Receivers employ a mixer to translate a higher input radio frequency (RF) to a lower baseband or intermediate frequency. This process is known as down-conversion when utilizing a difference frequency between the RF input signal and a local oscillator employed by the mixer for conversion. Ideally, the mixer output signal amplitude and phase are proportional only to the RF input signal amplitude and phase and independent of local oscillator characteristics. However, mixer nonlinearities produce undesirable mixing products.
A second-order nonlinearity associated with the mixer produces an undesirable intermodulation product between two RF input frequencies. Ideally, for example, two RF input signals having different frequencies that are provided to the mixer within its frequency band should not produce a cross-modulation signal since the ideal transfer characteristic of the mixer would be perfectly linear. However, non-ideal mixers have a transfer characteristic that is nonlinear to some degree corresponding to second-order and greater nonlinear terms. The second-order nonlinearity will cause a spurious cross-modulation signal to be generated from two in-band RF input signal frequencies applied to the mixer. If this spurious cross-modulation signal is too large, the performance of the mixer and the associated quality of reception are degraded.

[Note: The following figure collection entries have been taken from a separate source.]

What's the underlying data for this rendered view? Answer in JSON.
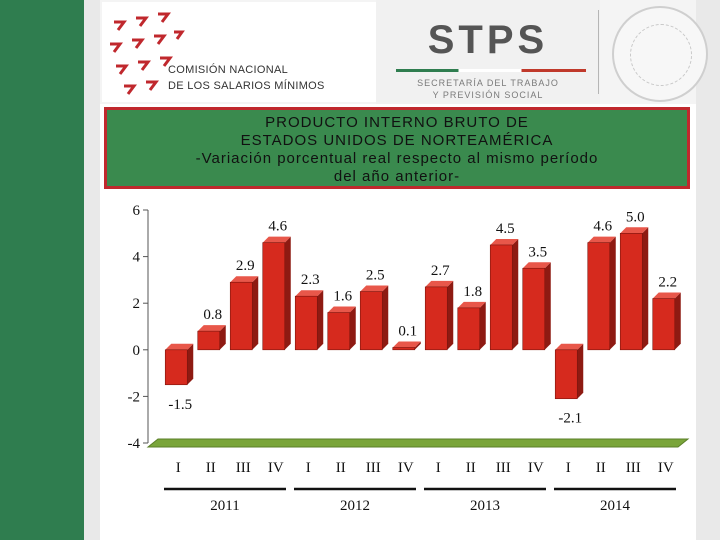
{
  "header": {
    "org_line1": "COMISIÓN NACIONAL",
    "org_line2": "DE LOS SALARIOS MÍNIMOS",
    "stps_title": "STPS",
    "stps_sub1": "SECRETARÍA DEL TRABAJO",
    "stps_sub2": "Y PREVISIÓN SOCIAL"
  },
  "colors": {
    "bar": "#d62a1e",
    "title_bg": "#3a8a4e",
    "title_border": "#c0282d",
    "floor": "#7aa53a"
  },
  "chart_data": {
    "type": "bar",
    "title_lines": [
      "PRODUCTO INTERNO BRUTO DE",
      "ESTADOS UNIDOS DE NORTEAMÉRICA",
      "-Variación porcentual real respecto al mismo período",
      "del año anterior-"
    ],
    "categories": [
      "I",
      "II",
      "III",
      "IV",
      "I",
      "II",
      "III",
      "IV",
      "I",
      "II",
      "III",
      "IV",
      "I",
      "II",
      "III",
      "IV"
    ],
    "groups": [
      {
        "label": "2011",
        "start": 0,
        "end": 3
      },
      {
        "label": "2012",
        "start": 4,
        "end": 7
      },
      {
        "label": "2013",
        "start": 8,
        "end": 11
      },
      {
        "label": "2014",
        "start": 12,
        "end": 15
      }
    ],
    "values": [
      -1.5,
      0.8,
      2.9,
      4.6,
      2.3,
      1.6,
      2.5,
      0.1,
      2.7,
      1.8,
      4.5,
      3.5,
      -2.1,
      4.6,
      5.0,
      2.2
    ],
    "data_labels": [
      "-1.5",
      "0.8",
      "2.9",
      "4.6",
      "2.3",
      "1.6",
      "2.5",
      "0.1",
      "2.7",
      "1.8",
      "4.5",
      "3.5",
      "-2.1",
      "4.6",
      "5.0",
      "2.2"
    ],
    "y_ticks": [
      "6",
      "4",
      "2",
      "0",
      "-2",
      "-4"
    ],
    "ylim": [
      -4,
      6
    ],
    "grid": false,
    "legend": false
  }
}
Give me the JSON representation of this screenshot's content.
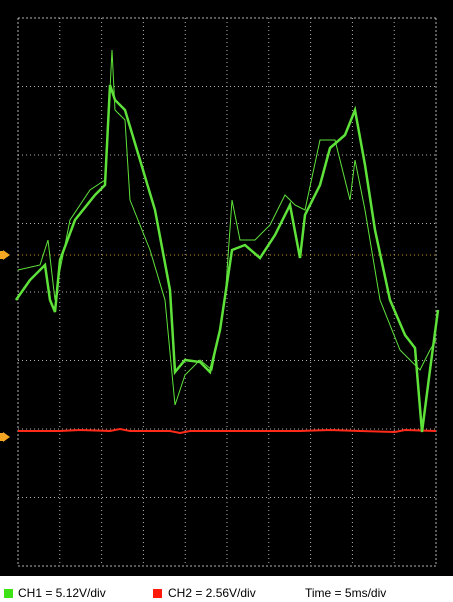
{
  "footer": {
    "ch1": "CH1 = 5.12V/div",
    "ch2": "CH2 = 2.56V/div",
    "time": "Time = 5ms/div"
  }
}
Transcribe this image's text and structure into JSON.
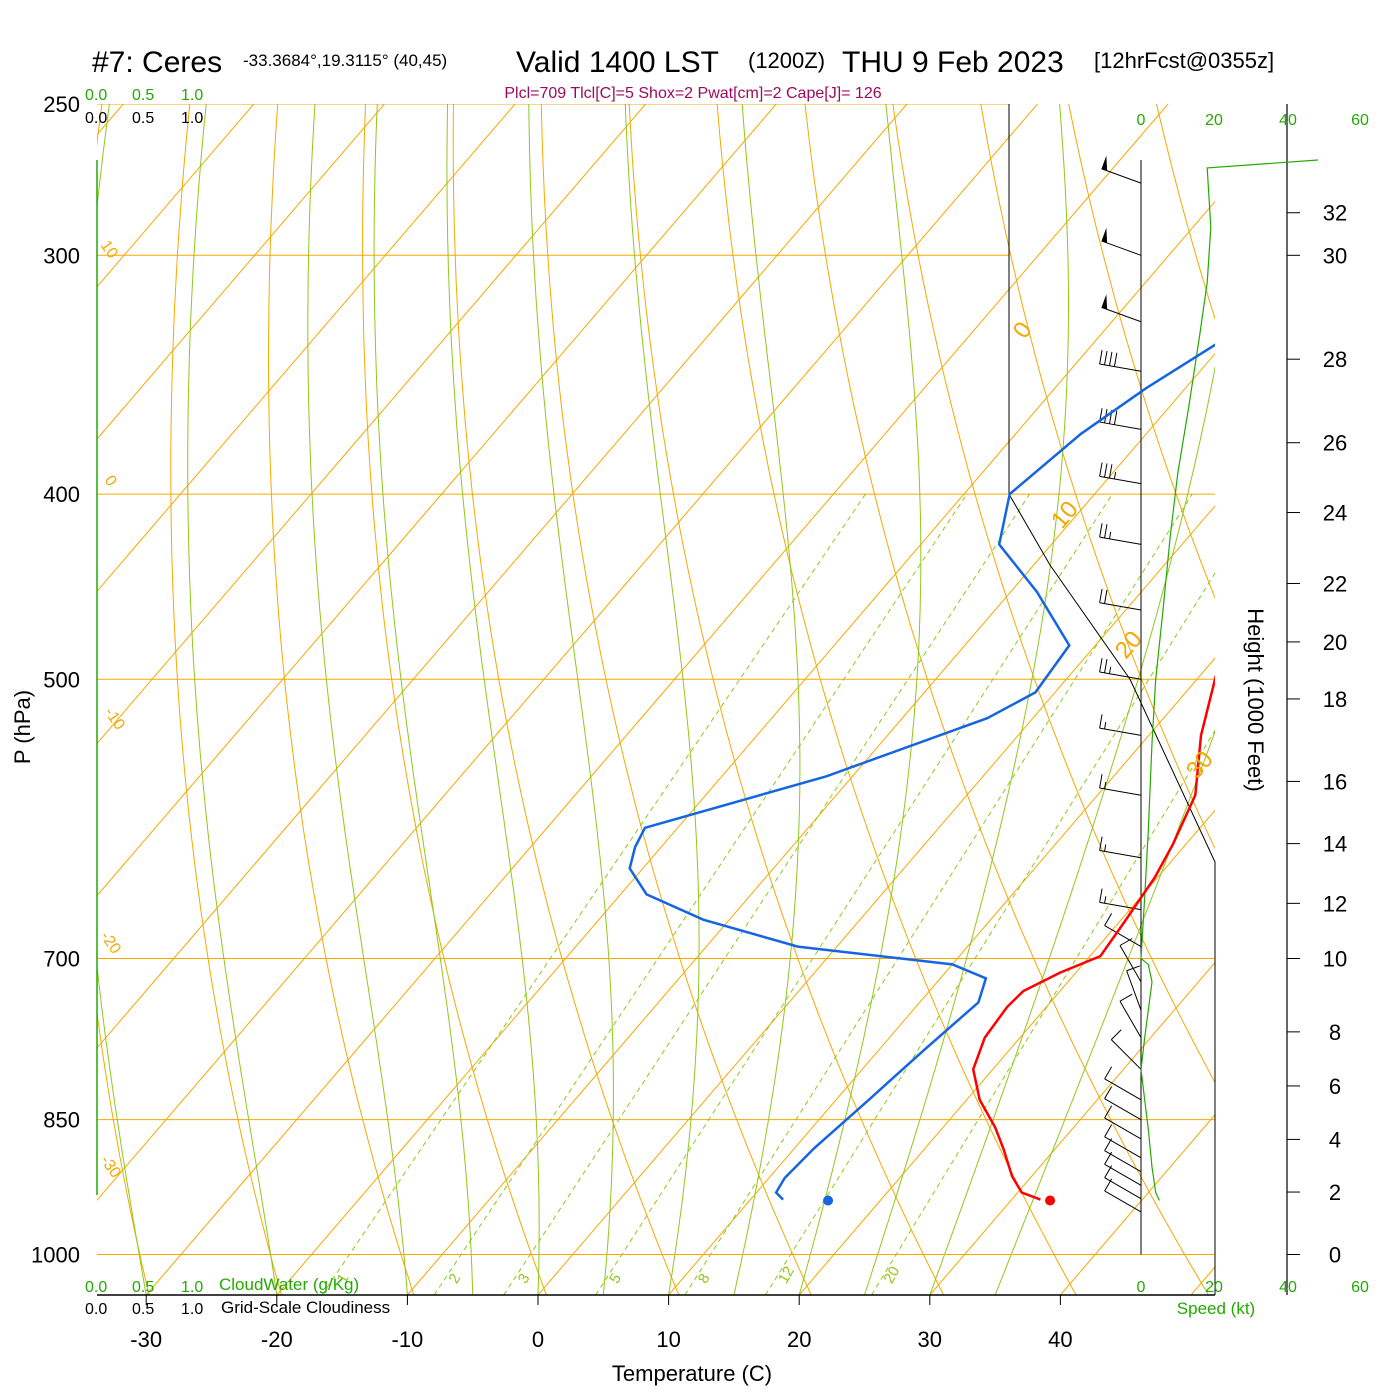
{
  "header": {
    "station": "#7: Ceres",
    "coords": "-33.3684°,19.3115° (40,45)",
    "valid": "Valid 1400 LST",
    "utc": "(1200Z)",
    "date": "THU 9 Feb 2023",
    "forecast": "[12hrFcst@0355z]",
    "indices": "Plcl=709 Tlcl[C]=5 Shox=2 Pwat[cm]=2 Cape[J]= 126"
  },
  "colors": {
    "temperature": "#ff0000",
    "dewpoint": "#1565e0",
    "parcel": "#6a0a55",
    "isotherm": "#f5a800",
    "dry_adiabat": "#f5a800",
    "moist_adiabat": "#8fc81a",
    "mixing_ratio": "#8fc81a",
    "green_text": "#22aa00",
    "index_text": "#9c0a60"
  },
  "chart_data": {
    "type": "line",
    "title": "#7: Ceres",
    "xlabel": "Temperature (C)",
    "ylabel": "P (hPa)",
    "y2label": "Height (1000 Feet)",
    "xlim": [
      -34,
      36
    ],
    "ylim": [
      1050,
      250
    ],
    "y_scale": "log",
    "x_ticks": [
      -30,
      -20,
      -10,
      0,
      10,
      20,
      30,
      40
    ],
    "pressure_ticks": [
      250,
      300,
      400,
      500,
      700,
      850,
      1000
    ],
    "height_ticks": [
      0,
      2,
      4,
      6,
      8,
      10,
      12,
      14,
      16,
      18,
      20,
      22,
      24,
      26,
      28,
      30,
      32
    ],
    "height_tick_pressures": [
      1000,
      927.5,
      870.5,
      816.2,
      764.7,
      700,
      655,
      609.5,
      565.5,
      512,
      478,
      445.5,
      409,
      376,
      340,
      300,
      285
    ],
    "cloud_scale_top": {
      "label": "",
      "ticks": [
        "0.0",
        "0.5",
        "1.0"
      ]
    },
    "cloud_scale_bottom": {
      "label": "CloudWater (g/Kg)",
      "ticks": [
        "0.0",
        "0.5",
        "1.0"
      ]
    },
    "cloudiness_label": "Grid-Scale Cloudiness",
    "speed_label": "Speed (kt)",
    "speed_ticks": [
      "0",
      "20",
      "40",
      "60"
    ],
    "dry_adiabat_labels": [
      "0",
      "10",
      "20",
      "30"
    ],
    "moist_adiabat_labels": [
      "10",
      "0",
      "-10",
      "-20",
      "-30"
    ],
    "mixing_ratio_labels": [
      "1",
      "2",
      "3",
      "5",
      "8",
      "12",
      "20"
    ],
    "series": [
      {
        "key": "temperature",
        "points": [
          [
            32.2,
            936
          ],
          [
            30.3,
            928
          ],
          [
            28.5,
            910
          ],
          [
            26.0,
            880
          ],
          [
            24.0,
            858
          ],
          [
            21.0,
            830
          ],
          [
            18.5,
            800
          ],
          [
            17.3,
            770
          ],
          [
            17.0,
            742
          ],
          [
            17.2,
            728
          ],
          [
            18.8,
            712
          ],
          [
            20.8,
            698
          ],
          [
            20.4,
            670
          ],
          [
            19.8,
            635
          ],
          [
            19.0,
            610
          ],
          [
            17.5,
            575
          ],
          [
            14.0,
            535
          ],
          [
            11.0,
            495
          ],
          [
            8.0,
            457
          ],
          [
            6.0,
            428
          ],
          [
            3.0,
            395
          ],
          [
            1.0,
            371
          ],
          [
            -0.5,
            348
          ],
          [
            -1.0,
            330
          ],
          [
            -1.3,
            310
          ],
          [
            -2.5,
            292
          ],
          [
            -4.0,
            275
          ]
        ],
        "surface_marker": [
          33.0,
          937
        ]
      },
      {
        "key": "dewpoint",
        "points": [
          [
            12.5,
            936
          ],
          [
            11.5,
            928
          ],
          [
            11.2,
            912
          ],
          [
            11.5,
            880
          ],
          [
            12.5,
            830
          ],
          [
            13.5,
            780
          ],
          [
            14.5,
            738
          ],
          [
            13.5,
            717
          ],
          [
            10.0,
            705
          ],
          [
            -3.0,
            690
          ],
          [
            -12.0,
            668
          ],
          [
            -18.0,
            648
          ],
          [
            -21.0,
            628
          ],
          [
            -22.0,
            612
          ],
          [
            -22.5,
            598
          ],
          [
            -12.0,
            562
          ],
          [
            -3.5,
            524
          ],
          [
            -1.5,
            508
          ],
          [
            -2.0,
            480
          ],
          [
            -8.0,
            450
          ],
          [
            -14.0,
            425
          ],
          [
            -16.5,
            400
          ],
          [
            -15.0,
            372
          ],
          [
            -13.0,
            352
          ],
          [
            -10.0,
            330
          ],
          [
            -8.0,
            300
          ],
          [
            -7.5,
            292
          ],
          [
            -7.0,
            275
          ]
        ],
        "surface_marker": [
          16.0,
          937
        ]
      },
      {
        "key": "parcel",
        "points": [
          [
            14.5,
            518
          ],
          [
            12.0,
            470
          ],
          [
            9.0,
            430
          ],
          [
            5.5,
            392
          ],
          [
            3.0,
            370
          ],
          [
            1.5,
            355
          ]
        ]
      }
    ],
    "wind_barbs": [
      {
        "pressure": 275,
        "direction_deg": 290,
        "speed_kt": 50
      },
      {
        "pressure": 300,
        "direction_deg": 290,
        "speed_kt": 50
      },
      {
        "pressure": 325,
        "direction_deg": 290,
        "speed_kt": 50
      },
      {
        "pressure": 345,
        "direction_deg": 280,
        "speed_kt": 40
      },
      {
        "pressure": 370,
        "direction_deg": 280,
        "speed_kt": 40
      },
      {
        "pressure": 395,
        "direction_deg": 280,
        "speed_kt": 35
      },
      {
        "pressure": 425,
        "direction_deg": 280,
        "speed_kt": 25
      },
      {
        "pressure": 460,
        "direction_deg": 280,
        "speed_kt": 20
      },
      {
        "pressure": 500,
        "direction_deg": 280,
        "speed_kt": 25
      },
      {
        "pressure": 535,
        "direction_deg": 280,
        "speed_kt": 15
      },
      {
        "pressure": 575,
        "direction_deg": 280,
        "speed_kt": 15
      },
      {
        "pressure": 620,
        "direction_deg": 280,
        "speed_kt": 15
      },
      {
        "pressure": 660,
        "direction_deg": 280,
        "speed_kt": 15
      },
      {
        "pressure": 690,
        "direction_deg": 300,
        "speed_kt": 10
      },
      {
        "pressure": 720,
        "direction_deg": 330,
        "speed_kt": 10
      },
      {
        "pressure": 745,
        "direction_deg": 340,
        "speed_kt": 10
      },
      {
        "pressure": 770,
        "direction_deg": 330,
        "speed_kt": 10
      },
      {
        "pressure": 800,
        "direction_deg": 315,
        "speed_kt": 10
      },
      {
        "pressure": 830,
        "direction_deg": 300,
        "speed_kt": 10
      },
      {
        "pressure": 850,
        "direction_deg": 300,
        "speed_kt": 10
      },
      {
        "pressure": 870,
        "direction_deg": 300,
        "speed_kt": 10
      },
      {
        "pressure": 890,
        "direction_deg": 300,
        "speed_kt": 10
      },
      {
        "pressure": 905,
        "direction_deg": 300,
        "speed_kt": 10
      },
      {
        "pressure": 920,
        "direction_deg": 300,
        "speed_kt": 10
      },
      {
        "pressure": 935,
        "direction_deg": 300,
        "speed_kt": 10
      },
      {
        "pressure": 950,
        "direction_deg": 300,
        "speed_kt": 10
      }
    ],
    "wind_speed_profile": [
      [
        5,
        937
      ],
      [
        4,
        928
      ],
      [
        3,
        900
      ],
      [
        2,
        860
      ],
      [
        1,
        830
      ],
      [
        0,
        800
      ],
      [
        1,
        770
      ],
      [
        2,
        745
      ],
      [
        3,
        720
      ],
      [
        2,
        705
      ],
      [
        0,
        700
      ],
      [
        1,
        650
      ],
      [
        2,
        600
      ],
      [
        3,
        540
      ],
      [
        4,
        500
      ],
      [
        6,
        460
      ],
      [
        8,
        420
      ],
      [
        10,
        390
      ],
      [
        13,
        360
      ],
      [
        16,
        330
      ],
      [
        18,
        310
      ],
      [
        19,
        290
      ],
      [
        18,
        270
      ]
    ]
  }
}
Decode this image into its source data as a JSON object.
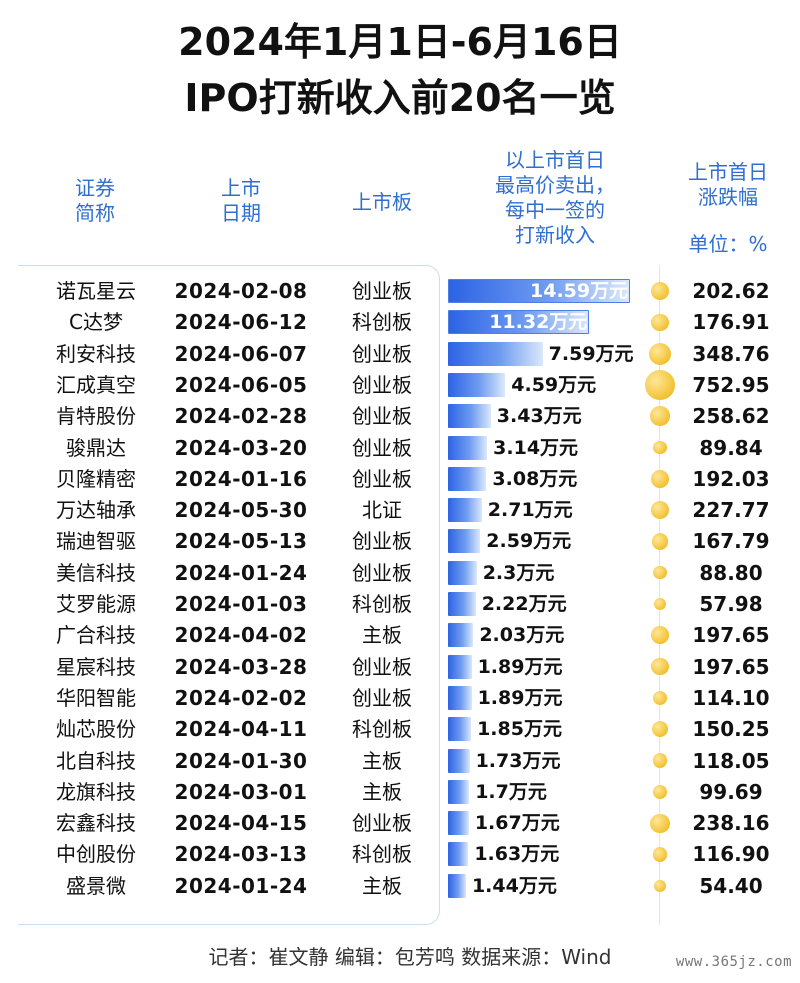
{
  "title_line1": "2024年1月1日-6月16日",
  "title_line2": "IPO打新收入前20名一览",
  "headers": {
    "name_line1": "证券",
    "name_line2": "简称",
    "date_line1": "上市",
    "date_line2": "日期",
    "board": "上市板",
    "income_line1": "以上市首日",
    "income_line2": "最高价卖出，",
    "income_line3": "每中一签的",
    "income_line4": "打新收入",
    "change_line1": "上市首日",
    "change_line2": "涨跌幅",
    "unit": "单位：%"
  },
  "footer": "记者：崔文静   编辑：包芳鸣   数据来源：Wind",
  "watermark": "www.365jz.com",
  "colors": {
    "bar": "#2c63e5",
    "header": "#2f6fd0",
    "dot": "#f2c233"
  },
  "chart_data": {
    "type": "bar",
    "orientation": "horizontal",
    "value_unit": "万元",
    "rows": [
      {
        "name": "诺瓦星云",
        "date": "2024-02-08",
        "board": "创业板",
        "income": 14.59,
        "income_label": "14.59万元",
        "change": 202.62,
        "change_label": "202.62"
      },
      {
        "name": "C达梦",
        "date": "2024-06-12",
        "board": "科创板",
        "income": 11.32,
        "income_label": "11.32万元",
        "change": 176.91,
        "change_label": "176.91"
      },
      {
        "name": "利安科技",
        "date": "2024-06-07",
        "board": "创业板",
        "income": 7.59,
        "income_label": "7.59万元",
        "change": 348.76,
        "change_label": "348.76"
      },
      {
        "name": "汇成真空",
        "date": "2024-06-05",
        "board": "创业板",
        "income": 4.59,
        "income_label": "4.59万元",
        "change": 752.95,
        "change_label": "752.95"
      },
      {
        "name": "肯特股份",
        "date": "2024-02-28",
        "board": "创业板",
        "income": 3.43,
        "income_label": "3.43万元",
        "change": 258.62,
        "change_label": "258.62"
      },
      {
        "name": "骏鼎达",
        "date": "2024-03-20",
        "board": "创业板",
        "income": 3.14,
        "income_label": "3.14万元",
        "change": 89.84,
        "change_label": "89.84"
      },
      {
        "name": "贝隆精密",
        "date": "2024-01-16",
        "board": "创业板",
        "income": 3.08,
        "income_label": "3.08万元",
        "change": 192.03,
        "change_label": "192.03"
      },
      {
        "name": "万达轴承",
        "date": "2024-05-30",
        "board": "北证",
        "income": 2.71,
        "income_label": "2.71万元",
        "change": 227.77,
        "change_label": "227.77"
      },
      {
        "name": "瑞迪智驱",
        "date": "2024-05-13",
        "board": "创业板",
        "income": 2.59,
        "income_label": "2.59万元",
        "change": 167.79,
        "change_label": "167.79"
      },
      {
        "name": "美信科技",
        "date": "2024-01-24",
        "board": "创业板",
        "income": 2.3,
        "income_label": "2.3万元",
        "change": 88.8,
        "change_label": "88.80"
      },
      {
        "name": "艾罗能源",
        "date": "2024-01-03",
        "board": "科创板",
        "income": 2.22,
        "income_label": "2.22万元",
        "change": 57.98,
        "change_label": "57.98"
      },
      {
        "name": "广合科技",
        "date": "2024-04-02",
        "board": "主板",
        "income": 2.03,
        "income_label": "2.03万元",
        "change": 197.65,
        "change_label": "197.65"
      },
      {
        "name": "星宸科技",
        "date": "2024-03-28",
        "board": "创业板",
        "income": 1.89,
        "income_label": "1.89万元",
        "change": 197.65,
        "change_label": "197.65"
      },
      {
        "name": "华阳智能",
        "date": "2024-02-02",
        "board": "创业板",
        "income": 1.89,
        "income_label": "1.89万元",
        "change": 114.1,
        "change_label": "114.10"
      },
      {
        "name": "灿芯股份",
        "date": "2024-04-11",
        "board": "科创板",
        "income": 1.85,
        "income_label": "1.85万元",
        "change": 150.25,
        "change_label": "150.25"
      },
      {
        "name": "北自科技",
        "date": "2024-01-30",
        "board": "主板",
        "income": 1.73,
        "income_label": "1.73万元",
        "change": 118.05,
        "change_label": "118.05"
      },
      {
        "name": "龙旗科技",
        "date": "2024-03-01",
        "board": "主板",
        "income": 1.7,
        "income_label": "1.7万元",
        "change": 99.69,
        "change_label": "99.69"
      },
      {
        "name": "宏鑫科技",
        "date": "2024-04-15",
        "board": "创业板",
        "income": 1.67,
        "income_label": "1.67万元",
        "change": 238.16,
        "change_label": "238.16"
      },
      {
        "name": "中创股份",
        "date": "2024-03-13",
        "board": "科创板",
        "income": 1.63,
        "income_label": "1.63万元",
        "change": 116.9,
        "change_label": "116.90"
      },
      {
        "name": "盛景微",
        "date": "2024-01-24",
        "board": "主板",
        "income": 1.44,
        "income_label": "1.44万元",
        "change": 54.4,
        "change_label": "54.40"
      }
    ]
  }
}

The second-order nonlinearity of the mixer is related to mixer imbalance wherein several mixer attributes typically contribute to this imbalance. Ideally, devices used in the mixer should have identical or perfectly matched characteristics related to switching parameters or properties associated with conducting and not conducting states. Additionally, phase errors associated with multiphase mixers may also contribute to mixer imbalance, as well. That is, if two local oscillator phases employed in the mixer differ from their intended phases, mixer imbalance will typically result. Generally, each of these characteristics contributes in some degree to increasing the mixer imbalance and its corresponding second-order nonlinearity. Therefore, mismatch contributions from such a broad-based combination of characteristics essentially assures some degree of imbalance in a mixer.
Accordingly, what is needed in the art is an effective way to decrease the second-order nonlinearity of a mixer.